The aim of this thesis has been to improve understanding of the controls on coastal rock cliff erosion, utilising microseismic ground motion. Coastal cliff erosion has remained poorly understood, in part confounded by the challenges associated with monitoring changes to and controls upon steep slopes in the coastal zone. As a result the relative contribution of marine to subaerial and episodic to iterative forcing is based upon models with only limited field validation. For two years, from July 2008 to July 2010, cliff top microseismic ground motions were monitored using a broadband seismometer, installed on top of a 70 m high hard rock cliff of Jurassic mudstone, shale and sandstone, on the North York Moors National Park coast, UK. Concurrently cliff face erosion was monitored using high-resolution 3D terrestrial laser scanning.
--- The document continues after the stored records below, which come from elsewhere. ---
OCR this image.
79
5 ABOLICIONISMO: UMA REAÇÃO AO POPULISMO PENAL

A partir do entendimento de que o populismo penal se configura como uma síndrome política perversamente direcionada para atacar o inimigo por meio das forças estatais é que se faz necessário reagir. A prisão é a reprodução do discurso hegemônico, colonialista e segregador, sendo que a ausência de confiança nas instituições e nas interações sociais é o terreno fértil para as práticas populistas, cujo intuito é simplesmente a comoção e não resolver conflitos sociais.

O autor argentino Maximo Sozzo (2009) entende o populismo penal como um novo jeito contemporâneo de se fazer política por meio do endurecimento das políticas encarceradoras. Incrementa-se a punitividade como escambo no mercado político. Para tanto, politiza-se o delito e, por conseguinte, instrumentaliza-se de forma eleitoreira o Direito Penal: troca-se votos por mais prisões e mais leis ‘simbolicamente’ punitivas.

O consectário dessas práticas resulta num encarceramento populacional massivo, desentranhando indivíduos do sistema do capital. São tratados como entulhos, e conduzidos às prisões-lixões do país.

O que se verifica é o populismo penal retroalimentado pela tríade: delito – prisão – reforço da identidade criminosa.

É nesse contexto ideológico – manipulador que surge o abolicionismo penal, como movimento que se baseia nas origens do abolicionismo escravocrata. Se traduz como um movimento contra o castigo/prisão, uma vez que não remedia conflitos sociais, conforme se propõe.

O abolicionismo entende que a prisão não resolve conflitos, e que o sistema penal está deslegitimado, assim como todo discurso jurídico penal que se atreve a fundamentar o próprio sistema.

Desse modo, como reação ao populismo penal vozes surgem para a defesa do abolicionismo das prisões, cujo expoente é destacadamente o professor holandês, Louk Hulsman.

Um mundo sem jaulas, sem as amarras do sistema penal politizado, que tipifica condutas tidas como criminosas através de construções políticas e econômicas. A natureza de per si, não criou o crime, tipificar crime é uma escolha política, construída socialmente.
Regional-scale marine and weather data for the monitoring period and modelled nearshore wave conditions were used to establish the conditions under which cliff microseismic ground motions were generated. Distinct ground motion frequency bands were found to correlate with a range of marine and subaerial processes that transfer energy to the coastline and cliff. Fundamentally, microseismic sources were identified both at the cliff face from, for example, direct wave impact during cliff toe inundation, but also at more distal locations resulting from the transfer of energy from gravity and infragravity waves. Further analysis demonstrates statistically significant correlations between rockfall and cliff ground motion generated by wave impacts and wind at the cliff face, but also surprisingly waves across the nearshore and offshore, implying direct environmental controls on cliff erosion rate. The significance of longer period ground motion, representative of ocean gravity and infragravity waves also identifies an almost constant dynamic loading of the cliff rock mass, highlighting a potential for progressive deterioration of the cliff rock. The analysis demonstrates that cliff top microseismic ground motion provides a valuable proxy for marine and atmospheric forcing at coastal cliffs, overcoming the limitations in quantifying and testing controls on cliff erosion. The findings of this study are used to develop a new conceptual model of the environmental processes and failure mechanisms that control rock cliff erosion.